I am computing the Hessian of a function using a combination of Zygote (reverse-mode AD) and ForwardDiff (forward-mode AD). A MWE of my current implementation is as follows:

using Zygote, ForwardDiff, DiffResults

# Define a simple function that takes a vector and returns a scalar
f_aux(x) = sum(x .^ 2)  # Example: sum of squares

# Gradient function
function gfun(x)
    valgrad = Zygote.withgradient(f_aux, x) # Reverse-mode autodiff
    return valgrad.grad[1]
end

# Hessian function
hessfun = x -> ForwardDiff.jacobian!(DiffResults.JacobianResult(x), gfun, x)  # Forward-mode autodiff (forward-over-reverse)

# Example input vector
x = rand(2)
hessfun(x)

This implementation ensures that I don’t recompute the gradient when computing the Hessian. However, I still have to recompute f_aux(x) separately if I need its value along with the Hessian.

Is there a way to modify this approach so that I can efficiently retrieve both f_aux(x) and the Hessian without recomputing f_aux(x)? Ideally, I would like a solution that remains compatible with Zygote and ForwardDiff, as these are the only AD tools I have found to work with Lux.jl and CUDA.jl for GPU acceleration. In my use case, f_aux(x) is actually a neural network (NN) where x are the NN’s input, and they are low-dimensional, and the NN output is scalar.

Any insights or suggestions would be greatly appreciated!

I have asked myself the same question within DifferentiationInterface.jl and I don’t yet have a satisfactory answer. The API includes a function DI.value_gradient_and_hessian which should do what you want, but only ForwardDiff.jl and ReverseDiff.jl have an optimized implementation. The generic fallback doesn’t avoid an additional call to the function. It is theoretically possible to avoid it, but the current state of the interface doesn’t make it easy.
However, note that when computing the Hessian of f : \mathbb{R}^n \to \mathbb{R} with ForwardDiff.jl over Zygote.jl, you need around n/12 function calls. As soon as your dimension is moderately large, one more call isn’t gonna change your life. And if your dimension is really small, you may want to use pure ForwardDiff.jl instead.

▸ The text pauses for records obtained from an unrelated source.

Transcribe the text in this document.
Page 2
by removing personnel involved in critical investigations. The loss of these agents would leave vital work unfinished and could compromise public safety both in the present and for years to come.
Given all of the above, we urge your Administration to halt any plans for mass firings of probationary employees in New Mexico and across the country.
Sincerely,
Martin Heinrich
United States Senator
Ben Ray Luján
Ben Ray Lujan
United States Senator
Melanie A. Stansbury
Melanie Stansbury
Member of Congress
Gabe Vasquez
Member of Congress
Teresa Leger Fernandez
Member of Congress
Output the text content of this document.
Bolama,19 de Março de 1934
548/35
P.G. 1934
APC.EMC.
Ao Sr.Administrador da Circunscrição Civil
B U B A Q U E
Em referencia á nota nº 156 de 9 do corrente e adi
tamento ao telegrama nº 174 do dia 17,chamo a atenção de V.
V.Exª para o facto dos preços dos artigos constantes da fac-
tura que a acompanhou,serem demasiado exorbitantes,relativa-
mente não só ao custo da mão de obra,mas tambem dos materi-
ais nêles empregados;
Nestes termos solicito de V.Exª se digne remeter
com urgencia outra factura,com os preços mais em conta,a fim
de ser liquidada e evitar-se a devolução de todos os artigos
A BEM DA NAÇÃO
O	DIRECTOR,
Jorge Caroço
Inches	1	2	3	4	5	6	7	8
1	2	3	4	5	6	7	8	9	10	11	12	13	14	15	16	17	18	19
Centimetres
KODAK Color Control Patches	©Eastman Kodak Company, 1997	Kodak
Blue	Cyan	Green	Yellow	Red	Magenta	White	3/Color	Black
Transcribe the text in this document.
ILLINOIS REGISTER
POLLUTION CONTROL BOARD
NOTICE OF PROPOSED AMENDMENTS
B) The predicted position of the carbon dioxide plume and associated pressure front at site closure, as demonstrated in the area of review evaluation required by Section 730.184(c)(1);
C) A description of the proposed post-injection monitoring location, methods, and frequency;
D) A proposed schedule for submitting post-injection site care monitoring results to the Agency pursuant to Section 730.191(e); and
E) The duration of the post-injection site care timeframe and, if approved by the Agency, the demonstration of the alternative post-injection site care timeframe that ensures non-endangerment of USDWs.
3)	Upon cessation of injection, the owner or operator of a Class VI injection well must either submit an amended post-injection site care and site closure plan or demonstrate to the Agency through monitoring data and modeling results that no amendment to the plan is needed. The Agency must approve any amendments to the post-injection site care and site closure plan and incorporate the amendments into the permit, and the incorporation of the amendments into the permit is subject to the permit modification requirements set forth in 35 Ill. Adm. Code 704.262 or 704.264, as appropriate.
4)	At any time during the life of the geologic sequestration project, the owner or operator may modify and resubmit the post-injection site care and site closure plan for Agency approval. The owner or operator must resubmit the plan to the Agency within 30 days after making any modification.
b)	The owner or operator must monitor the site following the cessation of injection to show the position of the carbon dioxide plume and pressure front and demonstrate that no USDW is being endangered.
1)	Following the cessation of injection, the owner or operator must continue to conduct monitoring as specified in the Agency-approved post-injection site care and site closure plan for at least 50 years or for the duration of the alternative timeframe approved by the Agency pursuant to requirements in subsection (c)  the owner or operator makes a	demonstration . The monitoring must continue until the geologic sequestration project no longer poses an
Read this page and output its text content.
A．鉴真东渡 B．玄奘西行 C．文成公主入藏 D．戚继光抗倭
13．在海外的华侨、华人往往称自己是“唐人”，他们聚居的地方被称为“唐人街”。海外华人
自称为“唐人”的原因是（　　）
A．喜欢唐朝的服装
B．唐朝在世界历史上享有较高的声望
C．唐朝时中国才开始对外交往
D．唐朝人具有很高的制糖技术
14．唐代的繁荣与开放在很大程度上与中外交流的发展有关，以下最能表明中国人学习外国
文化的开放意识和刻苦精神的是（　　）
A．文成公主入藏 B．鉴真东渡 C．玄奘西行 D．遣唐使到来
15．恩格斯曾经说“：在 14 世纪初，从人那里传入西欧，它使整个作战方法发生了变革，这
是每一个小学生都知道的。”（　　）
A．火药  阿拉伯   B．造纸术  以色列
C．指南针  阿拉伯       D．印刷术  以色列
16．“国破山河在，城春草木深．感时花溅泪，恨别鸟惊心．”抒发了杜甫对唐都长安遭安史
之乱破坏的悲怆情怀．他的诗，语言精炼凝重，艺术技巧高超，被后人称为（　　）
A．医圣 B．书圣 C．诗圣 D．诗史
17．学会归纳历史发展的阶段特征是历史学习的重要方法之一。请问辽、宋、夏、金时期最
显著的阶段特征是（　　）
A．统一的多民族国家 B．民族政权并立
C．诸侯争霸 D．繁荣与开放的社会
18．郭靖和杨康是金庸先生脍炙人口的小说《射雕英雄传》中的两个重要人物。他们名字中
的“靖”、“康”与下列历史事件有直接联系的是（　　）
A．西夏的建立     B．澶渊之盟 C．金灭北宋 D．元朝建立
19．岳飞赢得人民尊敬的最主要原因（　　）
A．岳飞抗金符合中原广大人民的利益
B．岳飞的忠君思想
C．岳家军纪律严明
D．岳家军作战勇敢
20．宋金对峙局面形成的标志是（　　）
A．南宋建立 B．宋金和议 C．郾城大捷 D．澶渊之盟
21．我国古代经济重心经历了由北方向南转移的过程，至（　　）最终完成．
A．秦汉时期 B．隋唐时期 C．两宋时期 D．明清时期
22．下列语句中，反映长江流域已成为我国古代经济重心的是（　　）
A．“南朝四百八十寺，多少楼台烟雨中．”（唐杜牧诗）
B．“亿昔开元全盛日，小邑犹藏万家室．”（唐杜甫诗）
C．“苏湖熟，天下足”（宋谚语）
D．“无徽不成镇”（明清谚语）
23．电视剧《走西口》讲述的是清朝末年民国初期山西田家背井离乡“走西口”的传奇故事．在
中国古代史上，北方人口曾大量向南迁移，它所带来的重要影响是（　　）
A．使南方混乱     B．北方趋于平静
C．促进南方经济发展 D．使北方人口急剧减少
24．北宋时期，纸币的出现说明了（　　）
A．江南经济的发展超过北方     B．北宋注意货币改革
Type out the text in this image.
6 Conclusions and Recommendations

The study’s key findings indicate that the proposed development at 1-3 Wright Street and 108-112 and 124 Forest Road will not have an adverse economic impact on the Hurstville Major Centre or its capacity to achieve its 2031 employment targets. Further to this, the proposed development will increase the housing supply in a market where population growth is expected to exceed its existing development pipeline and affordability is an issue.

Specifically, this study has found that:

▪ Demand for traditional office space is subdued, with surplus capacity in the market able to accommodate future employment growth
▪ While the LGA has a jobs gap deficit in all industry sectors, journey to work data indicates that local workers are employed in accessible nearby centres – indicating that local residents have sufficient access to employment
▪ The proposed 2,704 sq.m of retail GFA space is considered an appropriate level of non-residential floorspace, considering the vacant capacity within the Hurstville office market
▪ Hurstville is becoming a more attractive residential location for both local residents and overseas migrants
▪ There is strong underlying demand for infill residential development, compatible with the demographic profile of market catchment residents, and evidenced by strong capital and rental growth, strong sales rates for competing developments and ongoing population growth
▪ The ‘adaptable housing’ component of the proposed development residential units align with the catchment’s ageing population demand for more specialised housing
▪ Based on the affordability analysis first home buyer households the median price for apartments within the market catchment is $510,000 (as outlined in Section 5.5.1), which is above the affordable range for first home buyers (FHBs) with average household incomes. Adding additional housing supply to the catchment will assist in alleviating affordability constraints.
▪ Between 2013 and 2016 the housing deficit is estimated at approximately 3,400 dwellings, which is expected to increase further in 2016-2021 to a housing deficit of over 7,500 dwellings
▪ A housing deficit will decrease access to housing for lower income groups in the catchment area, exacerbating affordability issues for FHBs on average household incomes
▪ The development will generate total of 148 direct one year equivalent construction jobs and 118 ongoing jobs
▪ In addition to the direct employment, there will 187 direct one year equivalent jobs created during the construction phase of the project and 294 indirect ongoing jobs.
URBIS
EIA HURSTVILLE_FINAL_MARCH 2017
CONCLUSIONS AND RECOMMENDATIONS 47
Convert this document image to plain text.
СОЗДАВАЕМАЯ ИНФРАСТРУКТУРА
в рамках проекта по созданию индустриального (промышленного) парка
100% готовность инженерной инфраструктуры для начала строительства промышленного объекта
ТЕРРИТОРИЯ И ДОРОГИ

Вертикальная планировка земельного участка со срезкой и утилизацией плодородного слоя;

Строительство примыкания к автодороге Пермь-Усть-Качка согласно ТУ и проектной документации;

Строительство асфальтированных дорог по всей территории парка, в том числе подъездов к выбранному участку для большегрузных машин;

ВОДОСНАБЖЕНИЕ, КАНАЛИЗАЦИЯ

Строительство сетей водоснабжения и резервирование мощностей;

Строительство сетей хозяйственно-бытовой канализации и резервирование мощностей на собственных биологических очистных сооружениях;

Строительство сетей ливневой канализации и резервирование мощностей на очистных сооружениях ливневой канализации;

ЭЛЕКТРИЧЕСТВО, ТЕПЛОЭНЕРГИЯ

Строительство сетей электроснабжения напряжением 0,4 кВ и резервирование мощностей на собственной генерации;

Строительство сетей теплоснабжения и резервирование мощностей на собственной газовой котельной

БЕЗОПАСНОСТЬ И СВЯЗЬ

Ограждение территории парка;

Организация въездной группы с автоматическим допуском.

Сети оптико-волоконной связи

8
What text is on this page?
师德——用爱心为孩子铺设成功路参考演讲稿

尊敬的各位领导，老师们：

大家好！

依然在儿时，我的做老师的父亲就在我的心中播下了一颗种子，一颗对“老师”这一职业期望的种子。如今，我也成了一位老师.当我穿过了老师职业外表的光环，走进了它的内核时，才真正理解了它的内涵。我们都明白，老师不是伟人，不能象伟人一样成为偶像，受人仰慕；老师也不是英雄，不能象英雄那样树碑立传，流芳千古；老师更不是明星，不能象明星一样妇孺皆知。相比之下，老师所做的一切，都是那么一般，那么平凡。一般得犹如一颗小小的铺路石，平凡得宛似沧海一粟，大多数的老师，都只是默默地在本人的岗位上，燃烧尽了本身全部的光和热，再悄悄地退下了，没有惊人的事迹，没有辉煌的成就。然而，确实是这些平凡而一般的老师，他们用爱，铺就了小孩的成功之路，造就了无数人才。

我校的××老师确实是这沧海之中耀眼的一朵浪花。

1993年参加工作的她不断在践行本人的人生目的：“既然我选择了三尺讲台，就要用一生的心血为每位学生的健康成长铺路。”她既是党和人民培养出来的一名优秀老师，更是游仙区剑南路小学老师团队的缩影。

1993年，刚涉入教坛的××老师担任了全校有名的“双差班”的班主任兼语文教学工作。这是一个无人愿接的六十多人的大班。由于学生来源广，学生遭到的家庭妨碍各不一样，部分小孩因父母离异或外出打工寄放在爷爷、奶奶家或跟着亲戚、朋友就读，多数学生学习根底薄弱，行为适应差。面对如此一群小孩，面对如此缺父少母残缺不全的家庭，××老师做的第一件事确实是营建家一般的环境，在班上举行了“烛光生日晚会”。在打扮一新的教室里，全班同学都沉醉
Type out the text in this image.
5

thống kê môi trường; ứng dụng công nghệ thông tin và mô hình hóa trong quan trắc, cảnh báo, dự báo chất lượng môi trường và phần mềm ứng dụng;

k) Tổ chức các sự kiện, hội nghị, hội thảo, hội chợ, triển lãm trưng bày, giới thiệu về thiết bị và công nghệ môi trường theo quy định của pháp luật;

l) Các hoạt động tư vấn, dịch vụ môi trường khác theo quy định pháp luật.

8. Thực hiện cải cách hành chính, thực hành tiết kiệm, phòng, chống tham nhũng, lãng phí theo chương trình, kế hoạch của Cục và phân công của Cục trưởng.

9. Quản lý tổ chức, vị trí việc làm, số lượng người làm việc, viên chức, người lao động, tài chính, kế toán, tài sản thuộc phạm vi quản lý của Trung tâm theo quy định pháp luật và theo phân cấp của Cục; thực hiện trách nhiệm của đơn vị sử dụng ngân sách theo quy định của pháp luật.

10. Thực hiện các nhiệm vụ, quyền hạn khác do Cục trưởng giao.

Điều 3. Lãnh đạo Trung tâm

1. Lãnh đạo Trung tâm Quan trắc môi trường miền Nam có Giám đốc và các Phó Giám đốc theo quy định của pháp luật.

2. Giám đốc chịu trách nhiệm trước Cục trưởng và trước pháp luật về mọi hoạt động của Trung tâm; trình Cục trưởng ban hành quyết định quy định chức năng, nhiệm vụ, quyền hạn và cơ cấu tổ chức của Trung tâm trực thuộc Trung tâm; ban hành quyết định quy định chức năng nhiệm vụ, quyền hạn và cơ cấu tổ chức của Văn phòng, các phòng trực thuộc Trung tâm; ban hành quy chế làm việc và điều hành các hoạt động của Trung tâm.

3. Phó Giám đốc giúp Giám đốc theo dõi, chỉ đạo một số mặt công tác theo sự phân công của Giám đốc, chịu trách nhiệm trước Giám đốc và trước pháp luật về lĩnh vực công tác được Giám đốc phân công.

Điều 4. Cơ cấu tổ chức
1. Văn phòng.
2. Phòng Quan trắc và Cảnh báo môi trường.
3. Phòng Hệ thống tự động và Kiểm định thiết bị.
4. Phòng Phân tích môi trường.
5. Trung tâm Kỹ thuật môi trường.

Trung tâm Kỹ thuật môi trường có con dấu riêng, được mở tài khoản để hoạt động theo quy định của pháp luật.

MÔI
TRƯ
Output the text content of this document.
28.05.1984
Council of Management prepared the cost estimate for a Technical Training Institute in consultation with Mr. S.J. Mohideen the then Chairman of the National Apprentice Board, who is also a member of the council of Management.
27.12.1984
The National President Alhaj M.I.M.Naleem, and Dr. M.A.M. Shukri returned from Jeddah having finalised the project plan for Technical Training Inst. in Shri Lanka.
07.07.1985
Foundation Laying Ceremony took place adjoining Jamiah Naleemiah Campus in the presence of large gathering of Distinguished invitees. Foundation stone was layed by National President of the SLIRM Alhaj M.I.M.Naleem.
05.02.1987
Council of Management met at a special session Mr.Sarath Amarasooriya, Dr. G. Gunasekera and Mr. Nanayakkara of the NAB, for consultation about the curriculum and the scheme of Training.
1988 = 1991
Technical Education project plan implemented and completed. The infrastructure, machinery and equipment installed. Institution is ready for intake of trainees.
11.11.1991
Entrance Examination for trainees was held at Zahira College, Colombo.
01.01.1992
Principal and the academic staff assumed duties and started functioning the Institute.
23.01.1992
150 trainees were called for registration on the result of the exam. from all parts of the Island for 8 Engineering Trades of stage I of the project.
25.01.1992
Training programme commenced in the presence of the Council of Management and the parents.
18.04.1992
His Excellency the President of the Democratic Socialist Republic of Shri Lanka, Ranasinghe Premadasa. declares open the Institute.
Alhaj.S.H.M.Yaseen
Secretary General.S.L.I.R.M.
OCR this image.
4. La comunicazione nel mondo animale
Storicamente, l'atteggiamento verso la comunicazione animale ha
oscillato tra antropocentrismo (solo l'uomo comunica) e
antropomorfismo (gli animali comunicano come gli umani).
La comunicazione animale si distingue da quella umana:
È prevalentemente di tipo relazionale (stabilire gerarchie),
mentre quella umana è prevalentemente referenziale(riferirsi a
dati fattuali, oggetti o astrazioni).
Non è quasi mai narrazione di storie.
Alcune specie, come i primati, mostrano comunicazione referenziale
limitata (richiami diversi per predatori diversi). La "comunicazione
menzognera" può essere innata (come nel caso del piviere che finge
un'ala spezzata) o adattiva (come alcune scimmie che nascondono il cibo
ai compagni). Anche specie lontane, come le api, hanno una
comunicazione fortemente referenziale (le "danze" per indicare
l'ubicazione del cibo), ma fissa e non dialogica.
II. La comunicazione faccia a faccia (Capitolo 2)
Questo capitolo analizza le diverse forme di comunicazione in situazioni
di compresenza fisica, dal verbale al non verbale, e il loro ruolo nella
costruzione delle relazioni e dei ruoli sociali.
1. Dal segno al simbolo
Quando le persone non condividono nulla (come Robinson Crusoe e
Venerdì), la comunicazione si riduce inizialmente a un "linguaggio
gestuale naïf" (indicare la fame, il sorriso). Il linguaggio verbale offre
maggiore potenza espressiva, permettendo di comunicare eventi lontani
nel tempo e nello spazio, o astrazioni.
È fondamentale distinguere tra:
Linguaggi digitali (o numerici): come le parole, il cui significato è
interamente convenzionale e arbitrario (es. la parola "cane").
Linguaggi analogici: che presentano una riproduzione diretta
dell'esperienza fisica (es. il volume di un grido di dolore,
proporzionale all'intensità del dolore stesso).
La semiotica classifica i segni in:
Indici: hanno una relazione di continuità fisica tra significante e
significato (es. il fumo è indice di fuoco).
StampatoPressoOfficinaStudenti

Thanks for the answer. Indeed, the function DI.value_gradient_and_hessian does what I want, and to me it is not a problem to use pure ForwardDiff.jl as my dimension is really small. However, it seems to create issues when running on GPU due to some scalar indexing. MWE (to be added to the previous one) below:

using DifferentiationInterface, CUDA
DifferentiationInterface.value_gradient_and_hessian(f_aux, AutoForwardDiff(), x) # works

x_gpu = CuArray(x)
hessfun(x_gpu) # works
backend = AutoForwardDiff()
DifferentiationInterface.value_gradient_and_hessian(f_aux, backend, x_gpu) # DOES NOT work

Yeah, that’s because ForwardDiff.gradient uses scalar indexing. I don’t think there is a way around that without submitting a PR to ForwardDiff for GPU support. But if your arrays are really small, can I ask what motivated the switch to GPU in the first place?

My arrays in this case are the input to the Neural Network, and they are small, but the hidden layers get much wider and this is why I benefit from GPU. Just to make an example, my NN should approximate a function f:\mathbb{R}^2\to\mathbb{R}, but it can have up to 5/6 hidden layers with 50 neurons each. If I need to evaluate the neural network (in parallel) at 10k points in \mathbb{R}^2 I then really benefit from the GPU.